Fans of the novella will notice that the name of the town has been changed slightly for the TV series from "Bridgton," which is what the town in Maine is called in King's version. That's because both are fictional towns. Bridgeville isn't a real place in Maine, but the New England setting is an important one to capture the creepiness of the spooky fog setting in on the heavily wooded town. In the novella, the story unfolds through the narrator, a resident of Bridgton, who gets trapped along with a bunch of other people in the town's supermarket and must figure out how to survive without being attacked by the creatures in the mist.
It looks like the TV series takes a slightly different tack. The show seems to more closely follow a local police officer, and the increasing conflict between the town's residents, police force, and nearby military presence on how to handle the mist.
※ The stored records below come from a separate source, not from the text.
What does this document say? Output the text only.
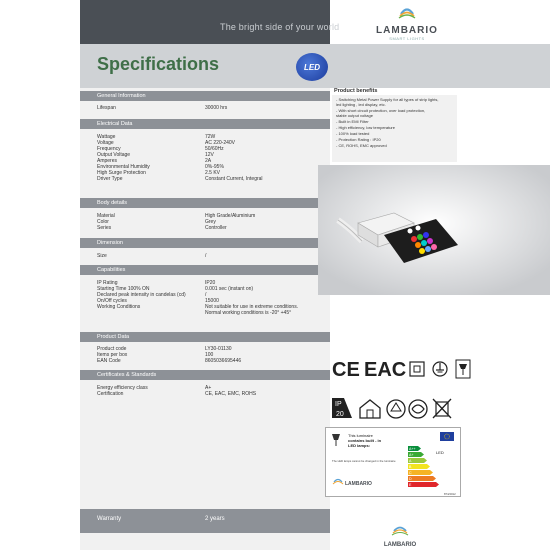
The bright side of your world	LAMBARIO
SMART LIGHTS
Specifications	LED
General Information
Lifespan	30000 hrs
Electrical Data
Wattage	72W
Voltage	AC 220-240V
Frequency	50/60Hz
Output Voltage	12V
Amperes	2A
Environmental Humidity	0%-95%
High Surge Protection	2.5 KV
Driver Type	Constant Current, Integral
Body details
Material	High Grade/Aluminium
Color	Grey
Series	Controller
Dimension
Size	/
Capabilities
IP Rating	IP20
Starting Time 100% ON	0.001 sec (instant on)
Declared peak intensity in candelas (cd)	/
On/Off cycles	15000
Working Conditions	Not suitable for use in extreme conditions.
Normal working conditions is -20° +45°
Product Data
Product code	LY30-01130
Items per box	100
EAN Code	8605036695446
Certificates & Standards
Energy efficiency class	A+
Certification	CE, EAC, EMC, ROHS
Warranty	2 years
Product benefits
- Switching Metal Power Supply for all types of strip lights,
led lighting , led display, etc.
- With short circuit protection, over load protection,
stable output voltage
- Built in EMI Filter
- High efficiency, low temperature
- 100% load tested
- Protection Rating : IP20
- CE, ROHS, EMC approved
CE EAC
IP
20
This luminaire
contains built - in
LED lamps:
The LED lamps cannot be changed in the luminaire
A++
A+
A
B
C
D
E
LED
LAMBARIO
874/2012
LAMBARIO
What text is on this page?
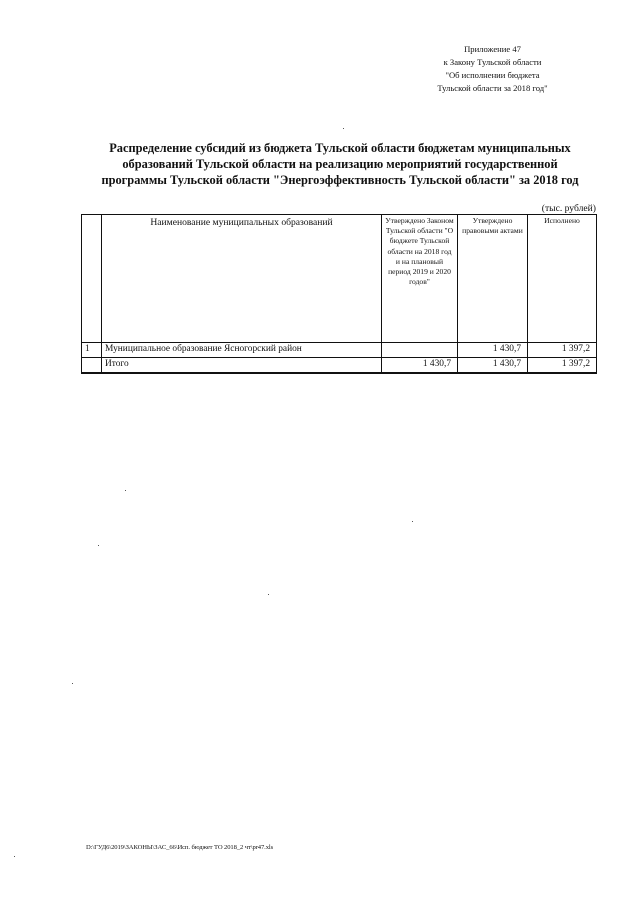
Приложение 47
к Закону Тульской области
"Об исполнении бюджета
Тульской области за 2018 год"
Распределение субсидий из бюджета Тульской области бюджетам муниципальных
образований Тульской области на реализацию мероприятий государственной
программы Тульской области "Энергоэффективность Тульской области" за 2018 год
(тыс. рублей)
	Наименование муниципальных образований	Утверждено Законом Тульской области "О бюджете Тульской области на 2018 год и на плановый период 2019 и 2020 годов"	Утверждено правовыми актами	Исполнено
1	Муниципальное образование Ясногорский район		1 430,7	1 397,2
	Итого	1 430,7	1 430,7	1 397,2
D:\ГУД6\2019\ЗАКОНЫ\ЗАС_66\Исп. бюджет ТО 2018_2 чт\pr47.xls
Rather than the whole show being about an escape from the supermarket, it looks like fans will actually get to jump around and see how the mist affects different parts of the town, like, for example, the local religious congregation who believes the mist is some harbinger of God's judgment. And instead of getting stuck in a supermarket, residents get stuck in the local mall, which actually has way cooler potential, as settings for post-apocalyptic horror go.
But the small-town New England feel that's critical to Stephen King's work stays intact in the show. According to the The New York Times review of the series premiere:
The town is a microcosm of the culture wars, and the mist, which by the episode’s end has asserted itself in brutal fashion, will no doubt both clarify battle lines and dissolve them as the series moves along. This is of course a classic formula, in King tales and in general. It requires a lot of stereotypes about small towns and the prejudices that abound in them, and 'The Mist' (which was created by Christian Torpe) doesn’t seem as if it intends to freshen those conceits.
You can catch the series premiere of The Mist Thursday, June 22 on Spike.